Bug 5066 - SpamAssassin with URIDNSBL tries DNS lookups for *.so in body text
Summary: SpamAssassin with URIDNSBL tries DNS lookups for *.so in body text
Status: RESOLVED WORKSFORME
Alias: None
Product: Spamassassin
Classification: Unclassified
Component: Plugins (show other bugs)
Version: 3.1.3
Hardware: All Linux
: P5 normal
Target Milestone: Undefined
Assignee: SpamAssassin Developer Mailing List
URL:
Whiteboard:
Keywords:
Depends on:
Blocks:
 
Reported: 2006-08-26 12:01 UTC by Anthony Messina
Modified: 2006-08-26 09:48 UTC (History)
0 users


Attachment Type Modified Status Actions Submitter/CLA Status
Add an attachment (proposed patch, testcase, etc.)

Note You need to log in before you can comment on or make changes to this bug.
Description Anthony Messina 2006-08-26 12:01:06 UTC 
Description of problem:
SpamAssassin, when using the URIDNSBL plugin (the default) attempts DNS queries
on body text containing words such as libplain.so, or anything ending in ".so".
The DNS queries fail of course.

I noticed this problem as I am subscribed to info-cyrus and postfix-users
mailing lists where these libraries are often discussed.

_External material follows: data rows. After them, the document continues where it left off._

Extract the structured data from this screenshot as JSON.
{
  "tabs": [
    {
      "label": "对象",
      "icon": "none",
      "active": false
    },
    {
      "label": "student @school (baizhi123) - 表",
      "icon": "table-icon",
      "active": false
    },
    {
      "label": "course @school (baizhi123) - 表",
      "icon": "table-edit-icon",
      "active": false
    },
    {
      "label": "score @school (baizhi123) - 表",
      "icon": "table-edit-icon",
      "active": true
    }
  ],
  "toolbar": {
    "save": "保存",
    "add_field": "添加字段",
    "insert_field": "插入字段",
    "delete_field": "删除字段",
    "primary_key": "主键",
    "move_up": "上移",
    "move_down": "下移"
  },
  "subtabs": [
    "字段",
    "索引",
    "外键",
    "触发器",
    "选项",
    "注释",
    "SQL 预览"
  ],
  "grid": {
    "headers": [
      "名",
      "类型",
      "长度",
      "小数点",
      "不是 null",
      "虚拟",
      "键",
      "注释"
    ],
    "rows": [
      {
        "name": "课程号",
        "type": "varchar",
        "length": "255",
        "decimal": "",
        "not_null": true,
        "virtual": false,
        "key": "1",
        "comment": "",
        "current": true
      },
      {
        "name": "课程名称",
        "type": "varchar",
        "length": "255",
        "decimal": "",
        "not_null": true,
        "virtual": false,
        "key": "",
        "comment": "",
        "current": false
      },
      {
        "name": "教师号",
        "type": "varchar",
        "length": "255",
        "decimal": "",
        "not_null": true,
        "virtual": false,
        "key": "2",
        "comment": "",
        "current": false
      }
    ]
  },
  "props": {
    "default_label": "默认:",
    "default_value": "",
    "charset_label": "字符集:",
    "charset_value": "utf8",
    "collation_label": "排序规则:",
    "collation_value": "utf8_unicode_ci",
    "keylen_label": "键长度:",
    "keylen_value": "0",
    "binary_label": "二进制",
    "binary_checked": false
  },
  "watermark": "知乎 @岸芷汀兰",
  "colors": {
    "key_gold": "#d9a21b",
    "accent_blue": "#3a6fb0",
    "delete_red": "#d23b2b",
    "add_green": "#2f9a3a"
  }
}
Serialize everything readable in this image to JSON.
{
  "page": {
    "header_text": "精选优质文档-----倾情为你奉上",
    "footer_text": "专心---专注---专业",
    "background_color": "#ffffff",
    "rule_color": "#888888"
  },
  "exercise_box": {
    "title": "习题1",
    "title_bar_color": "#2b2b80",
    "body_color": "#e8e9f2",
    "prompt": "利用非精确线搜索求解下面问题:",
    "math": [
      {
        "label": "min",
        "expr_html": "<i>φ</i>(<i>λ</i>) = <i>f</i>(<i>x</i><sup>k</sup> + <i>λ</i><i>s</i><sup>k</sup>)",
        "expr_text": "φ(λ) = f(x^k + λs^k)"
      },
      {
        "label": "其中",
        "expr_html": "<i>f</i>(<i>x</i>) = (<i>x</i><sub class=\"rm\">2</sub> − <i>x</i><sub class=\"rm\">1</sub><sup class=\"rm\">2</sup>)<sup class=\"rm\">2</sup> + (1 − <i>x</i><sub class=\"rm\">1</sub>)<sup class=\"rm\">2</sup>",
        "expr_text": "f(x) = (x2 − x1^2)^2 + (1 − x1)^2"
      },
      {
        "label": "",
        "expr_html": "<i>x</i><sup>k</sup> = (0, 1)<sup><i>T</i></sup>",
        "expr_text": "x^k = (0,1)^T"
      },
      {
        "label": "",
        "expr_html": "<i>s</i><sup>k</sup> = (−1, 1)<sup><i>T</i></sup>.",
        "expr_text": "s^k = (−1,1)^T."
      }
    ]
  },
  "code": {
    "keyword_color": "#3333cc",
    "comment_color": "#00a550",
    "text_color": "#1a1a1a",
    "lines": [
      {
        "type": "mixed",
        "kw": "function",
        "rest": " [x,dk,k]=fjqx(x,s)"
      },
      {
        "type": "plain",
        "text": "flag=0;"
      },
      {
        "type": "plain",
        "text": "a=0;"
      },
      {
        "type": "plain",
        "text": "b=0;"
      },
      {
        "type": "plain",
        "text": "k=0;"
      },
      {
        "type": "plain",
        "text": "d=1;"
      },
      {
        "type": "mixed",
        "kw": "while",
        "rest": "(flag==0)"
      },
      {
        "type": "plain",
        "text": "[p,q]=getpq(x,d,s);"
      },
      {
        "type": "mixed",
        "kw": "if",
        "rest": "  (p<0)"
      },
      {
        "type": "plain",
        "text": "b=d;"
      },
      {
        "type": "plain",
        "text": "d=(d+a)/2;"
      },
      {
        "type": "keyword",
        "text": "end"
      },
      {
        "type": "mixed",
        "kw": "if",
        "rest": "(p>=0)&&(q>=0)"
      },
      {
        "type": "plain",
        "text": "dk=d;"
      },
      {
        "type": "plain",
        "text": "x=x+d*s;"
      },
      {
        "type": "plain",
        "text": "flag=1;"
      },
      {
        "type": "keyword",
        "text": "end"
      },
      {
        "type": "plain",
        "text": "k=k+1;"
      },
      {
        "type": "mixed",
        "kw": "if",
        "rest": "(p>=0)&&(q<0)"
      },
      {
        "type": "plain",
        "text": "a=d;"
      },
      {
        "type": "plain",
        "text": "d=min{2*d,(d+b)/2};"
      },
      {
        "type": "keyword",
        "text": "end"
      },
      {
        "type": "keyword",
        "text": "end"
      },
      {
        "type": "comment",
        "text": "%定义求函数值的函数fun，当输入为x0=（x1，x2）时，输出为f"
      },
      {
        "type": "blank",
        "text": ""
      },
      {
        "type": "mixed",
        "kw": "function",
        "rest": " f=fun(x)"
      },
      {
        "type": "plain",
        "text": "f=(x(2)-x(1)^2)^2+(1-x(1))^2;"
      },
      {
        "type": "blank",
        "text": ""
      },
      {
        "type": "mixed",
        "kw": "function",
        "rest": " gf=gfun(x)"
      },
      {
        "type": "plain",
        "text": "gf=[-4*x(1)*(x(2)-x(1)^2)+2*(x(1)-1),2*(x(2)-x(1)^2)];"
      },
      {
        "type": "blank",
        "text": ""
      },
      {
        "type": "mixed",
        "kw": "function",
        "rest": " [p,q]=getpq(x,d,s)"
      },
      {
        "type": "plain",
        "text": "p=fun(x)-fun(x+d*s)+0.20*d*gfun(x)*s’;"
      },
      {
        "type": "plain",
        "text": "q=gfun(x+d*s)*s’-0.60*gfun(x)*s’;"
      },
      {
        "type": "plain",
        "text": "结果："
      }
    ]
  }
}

Version-Release number of selected component (if applicable):
spamassassin-3.1.3-1.fc5

How reproducible:
Every time.

Steps to Reproduce:
1. Ensure that the SpamAssassin URIDNSBL plugin is loaded in
/etc/mail/spamassassin/init.pre

2. Send a message with "<whatever word you want>.so" in the body of the message
(I tried "marcinator.so")

3. Check your /var/log/messages and see
Aug 26 06:51:47 home named[5631]: lame server resolving 'marcinator.so' (in
'so'?): 205.166.226.38#53
Aug 26 06:51:49 home named[5631]: unexpected RCODE (REFUSED) resolving
'marcinator.so/NS/IN': 209.68.0.85#53

Actual results:
SpamAssassin looks up *.so from body text

Expected results:
SpamAssassin would not look up *.so as it causes unnecessary DNS lookups that
will fail

Additional info:
When I comment out the URIDNSBL plugin entry in /etc/mail/spamassassin/init.pre
and try again, the symptoms do not occur.
Comment 1 Theo Van Dinter 2006-08-26 16:48:07 UTC 
>Expected results:
>SpamAssassin would not look up *.so as it causes unnecessary DNS lookups that
>will fail

SA is doing the correct thing here.  It sees something that looks like a domain
(.so is a valid TLD: http://www.iana.org/root-whois/so.htm), and so tries to
look it up.

This has come up before, though I was unable to find a ticket, with things like
command.com, which also get looked up.